KT : Je cesse à un moment, en effet, de jouer de la basse électrique pour me consacrer à l’ordinateur qui exige un temps long d’exploration et de connaissances techniques si l’on veut en maîtriser toutes les ressources… et puis j’y reviens, parce qu’elle fait partie intégrante de moi-même, mais je la relie directement à l’ordinateur.

RM : Je crois savoir que votre BasseComputer n’est pas un instrument de série.
KT : La basse électrique dans sa fonction au sein d’un ensemble rock ou pop ne m’intéresse pas du tout. Ma BassComputer à cinq cordes a été construite sur mesure, par le luthier Philippe Dubreuille, avec des cordes sympathiques comme le théorbe et j’en ai fait un instrument soliste que je joue d’ailleurs assis, pour éviter l’image « rock »; elle a même été modelée à ma cuisse!

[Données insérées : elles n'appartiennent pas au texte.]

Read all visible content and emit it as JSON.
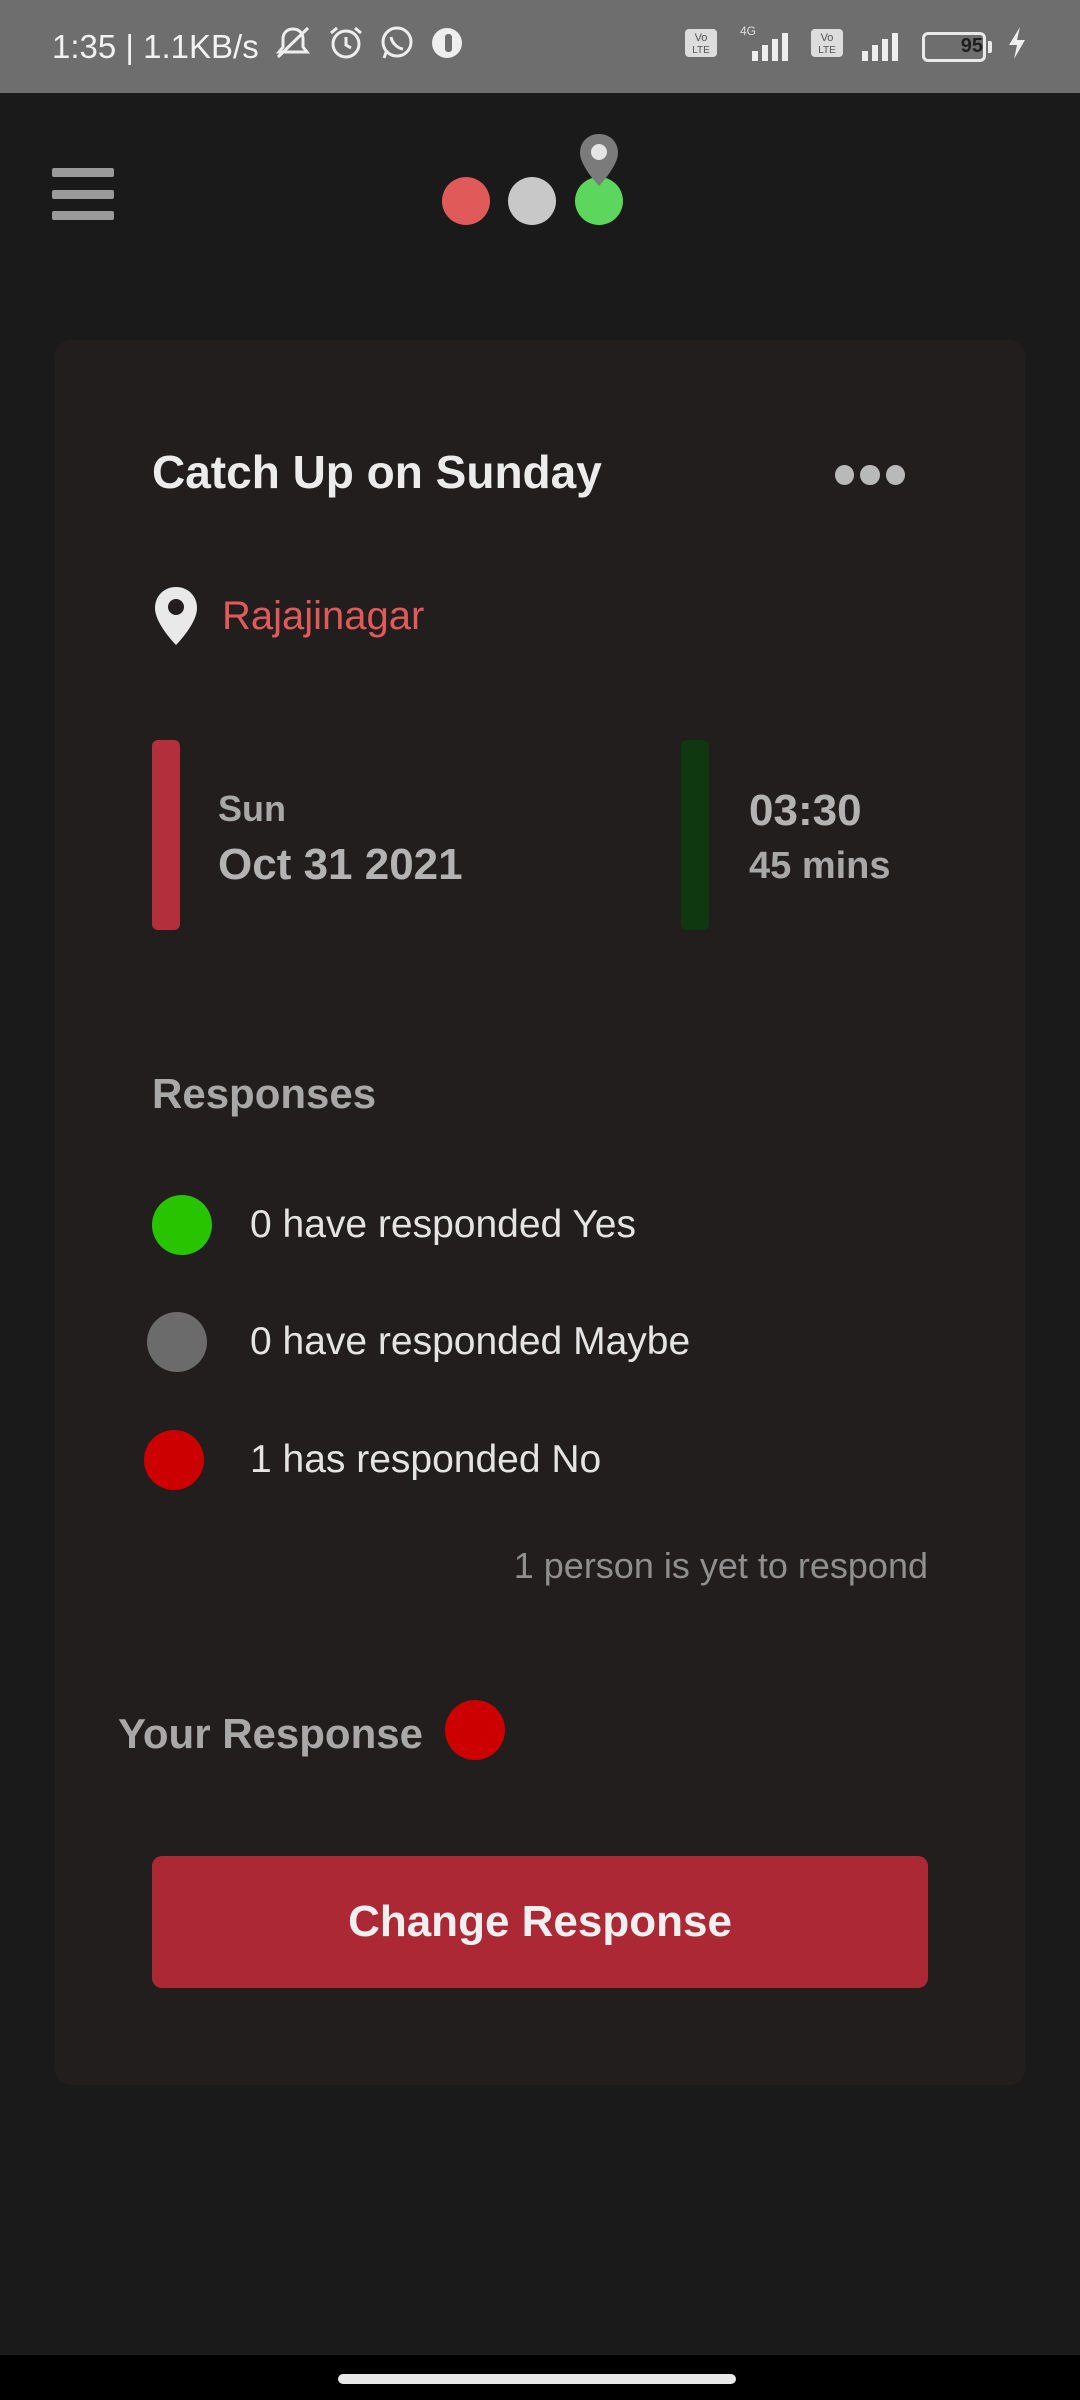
{
  "status_bar": {
    "time_speed": "1:35 | 1.1KB/s",
    "icons": [
      "mute-icon",
      "alarm-icon",
      "whatsapp-icon",
      "app-notification-icon",
      "volte-icon",
      "signal-icon",
      "charging-icon"
    ],
    "network_label": "4G",
    "volte_label": "Vo LTE",
    "battery": "95",
    "battery_level": 0.95
  },
  "header": {
    "logo_colors": [
      "#e05a5a",
      "#c8c8c8",
      "#5cd65c"
    ],
    "pin_color": "#7b7b7b"
  },
  "event": {
    "title": "Catch Up on Sunday",
    "location": "Rajajinagar",
    "day": "Sun",
    "date": "Oct 31 2021",
    "time": "03:30",
    "duration": "45 mins"
  },
  "responses": {
    "heading": "Responses",
    "items": [
      {
        "text": "0 have responded Yes",
        "color": "#29c400"
      },
      {
        "text": "0 have responded Maybe",
        "color": "#6b6b6b"
      },
      {
        "text": "1 has responded No",
        "color": "#cc0000"
      }
    ],
    "pending": "1 person is yet to respond"
  },
  "your_response": {
    "label": "Your Response",
    "color": "#cc0000"
  },
  "actions": {
    "change_response": "Change Response"
  },
  "colors": {
    "accent": "#ac2834",
    "location_text": "#e05a5a",
    "background": "#1b1a1a",
    "card": "#221e1e"
  }
}
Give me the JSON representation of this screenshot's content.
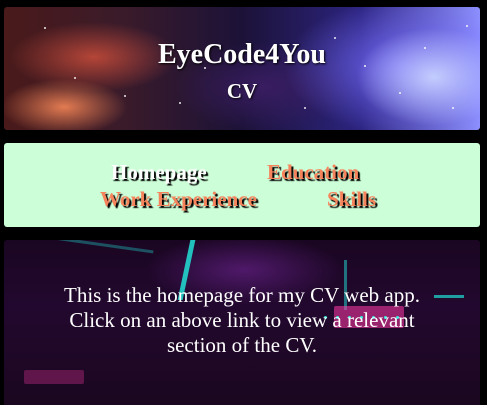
{
  "header": {
    "title": "EyeCode4You",
    "subtitle": "CV"
  },
  "nav": {
    "links": [
      {
        "label": "Homepage",
        "color": "#ffffff",
        "active": true
      },
      {
        "label": "Education",
        "color": "#f5845c",
        "active": false
      },
      {
        "label": "Work Experience",
        "color": "#f5845c",
        "active": false
      },
      {
        "label": "Skills",
        "color": "#f5845c",
        "active": false
      }
    ],
    "background": "#ccffd8"
  },
  "main": {
    "line1": "This is the homepage for my CV web app.",
    "line2": "Click on an above link to view a relevant section of the CV."
  }
}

RM : Vous vous êtes constitué un répertoire?
KT : j’ai en effet écrit pour mon instrument et transcrit des pièces existantes (Density 21,5 de Varèse ou Okanagon de Scelsi) mais je sollicite aussi des commandes de la part d’autres compositeurs: Elemental II, paru sous mon label ROSA en 2011, est une pièce de 50′ d’Eliane Radigue, qui acceptait pour la première fois en 2004 d’écrire sans utiliser de sons préenregistrés. Sept ans plus tard, il m’a paru intéressant d’en fixer une autre interprétation, tant cette musique, comme celle du répertoire classique, peut offrir de nouveaux éclairages en fonction de l’approche évolutive que l’on en a. D’autres compositeurs ont également écrit pour moi et mon instrument: Dror Feller, Zbigniew Karkowski, Francisco Lòpez, Phill Niblock… d’autres collaborations sont en cours.

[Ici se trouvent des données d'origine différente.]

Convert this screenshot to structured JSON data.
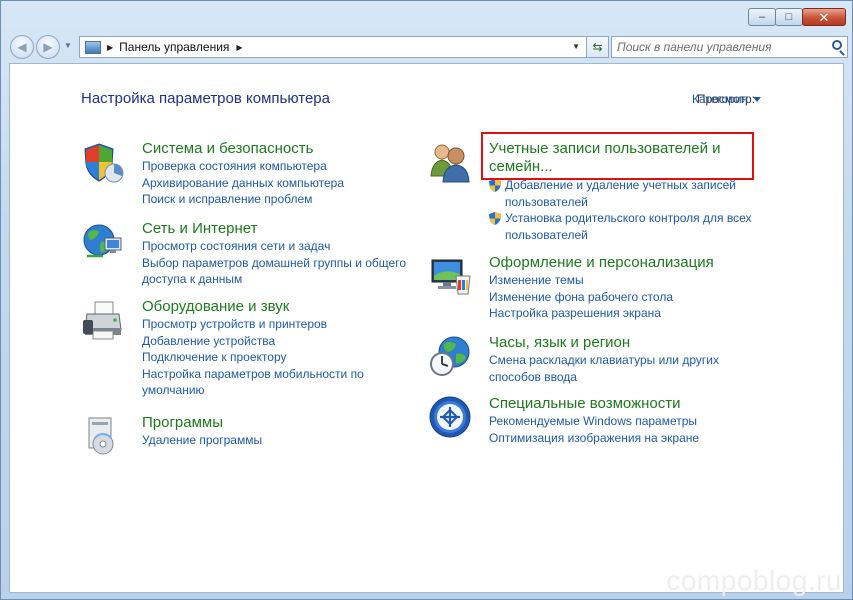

RM : La question du médium instrumental reste en fait au cœur de votre travail puisque vous fondez en 2004, avec Erik Abecassis et Wilfried Wendling, un trio d’ordinateurs.
KT : Kernel est en effet un collectif d’interprètes/compositeurs sur ordinateur qui jouent la musique en direct, sans aucun support préenregistré; j’ai composé et enregistré en 2008 The Deep, une pièce d’une heure environ, qui ne sollicite que les ressorts de l’ordinateur, comme d’ailleurs celle d’Erik Abecassis, Drowning Report de 2009, qui figure sur un autre album de Kernel avec mon Dust reconstruction, mais nous n’avons pas encore convaincu les compositeurs à « écrire » pour Kernel.

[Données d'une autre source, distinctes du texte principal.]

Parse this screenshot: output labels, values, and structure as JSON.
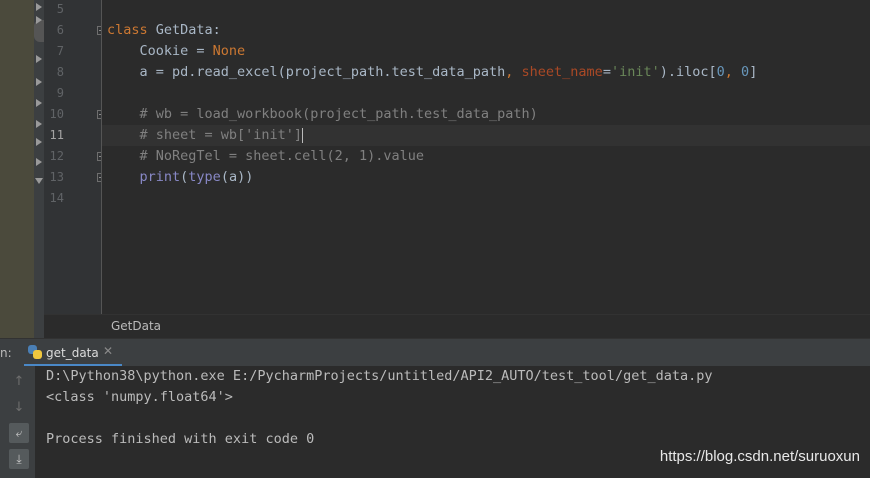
{
  "editor": {
    "line_numbers": [
      "5",
      "6",
      "7",
      "8",
      "9",
      "10",
      "11",
      "12",
      "13",
      "14"
    ],
    "current_line": "11",
    "lines": {
      "l6": {
        "kw": "class",
        "rest": " GetData:"
      },
      "l7": {
        "a": "    Cookie = ",
        "kw": "None"
      },
      "l8": {
        "a": "    a = pd.read_excel(project_path.test_data_path",
        "comma": ", ",
        "param": "sheet_name",
        "eq": "=",
        "str": "'init'",
        "b": ").iloc[",
        "n1": "0",
        "c": ", ",
        "n2": "0",
        "d": "]"
      },
      "l10": {
        "cmt": "    # wb = load_workbook(project_path.test_data_path)"
      },
      "l11": {
        "cmt": "    # sheet = wb['init']"
      },
      "l12": {
        "cmt": "    # NoRegTel = sheet.cell(2, 1).value"
      },
      "l13": {
        "indent": "    ",
        "fn1": "print",
        "p1": "(",
        "fn2": "type",
        "p2": "(a))"
      }
    }
  },
  "breadcrumb": {
    "label": "GetData"
  },
  "run_window": {
    "label": "n:",
    "tab_label": "get_data",
    "close_glyph": "✕",
    "toolbar": {
      "up_glyph": "↑",
      "down_glyph": "↓",
      "wrap_glyph": "⤶",
      "scroll_glyph": "⤓"
    },
    "console_lines": [
      "D:\\Python38\\python.exe E:/PycharmProjects/untitled/API2_AUTO/test_tool/get_data.py",
      "<class 'numpy.float64'>",
      "",
      "Process finished with exit code 0"
    ]
  },
  "watermark": "https://blog.csdn.net/suruoxun",
  "colors": {
    "keyword": "#cc7832",
    "builtin": "#8888c6",
    "string": "#6a8759",
    "number": "#6897bb",
    "param": "#aa4926",
    "comment": "#808080",
    "text": "#a9b7c6",
    "background": "#2b2b2b",
    "tab_accent": "#4a88c7"
  },
  "icons": [
    "fold-marker-icon",
    "python-file-icon",
    "close-icon",
    "arrow-up-icon",
    "arrow-down-icon",
    "soft-wrap-icon",
    "scroll-to-end-icon",
    "tree-expand-icon"
  ]
}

RM : D’ou vient ce titre qui sonne si bien?
KT : Kernel est le cœur du système informatique, « la boite noire » en quelque sorte de notre instrument.

RM : Dans Inoculate? (lire notre chronique CD) qui m’impressionne beaucoup, vous êtes seul à votre machine mais vous sollicitez trois instrumentistes, le Trio Journal intime, et une danseuse, Deborah Lary.
KT : C’est une commande de qui m’a permis de concevoir le projet en tant que spectacle dans lequel les gestes de la danseuse s’inscrivent en direct dans la trajectoire sonore; elle a en effet sur elle des capteurs de mouvement qui vont, selon ses déplacements, interagir en permanence avec les logiciels de transformation pour apporter ce rien d’imprévisibilité qu’engendre toute performance: en fait, pour moi, il s’agit d’un autre musicien mais dont l’instrument est le corps et sa gestuelle.

RM : L’écriture instrumentale est-elle entièrement fixée?
KT : Elle l’est sous forme de graphiques en fonction des données de l’ordinateur, mais aussi de façon plus classique, solfégique, et conserve inévitablement une part d’indétermination, qui ne doit pas être confondue avec l’improvisation. Ma musique est composée (mélange de partitions graphiques et d’écriture plus traditionnelle), mais elle est soumise, comme toute partition, y compris la plus traditionnelle, à la part de variabilité d’une exécution « live ». Et « live » ma musique l’est plus que la majorité des musiques électroniques, puisque je n’utilise pas de fichiers-sons fabriqués à l’avance, mais que tous les sons sont joués et synthétisés, en temps réel, dans le moment du jeu.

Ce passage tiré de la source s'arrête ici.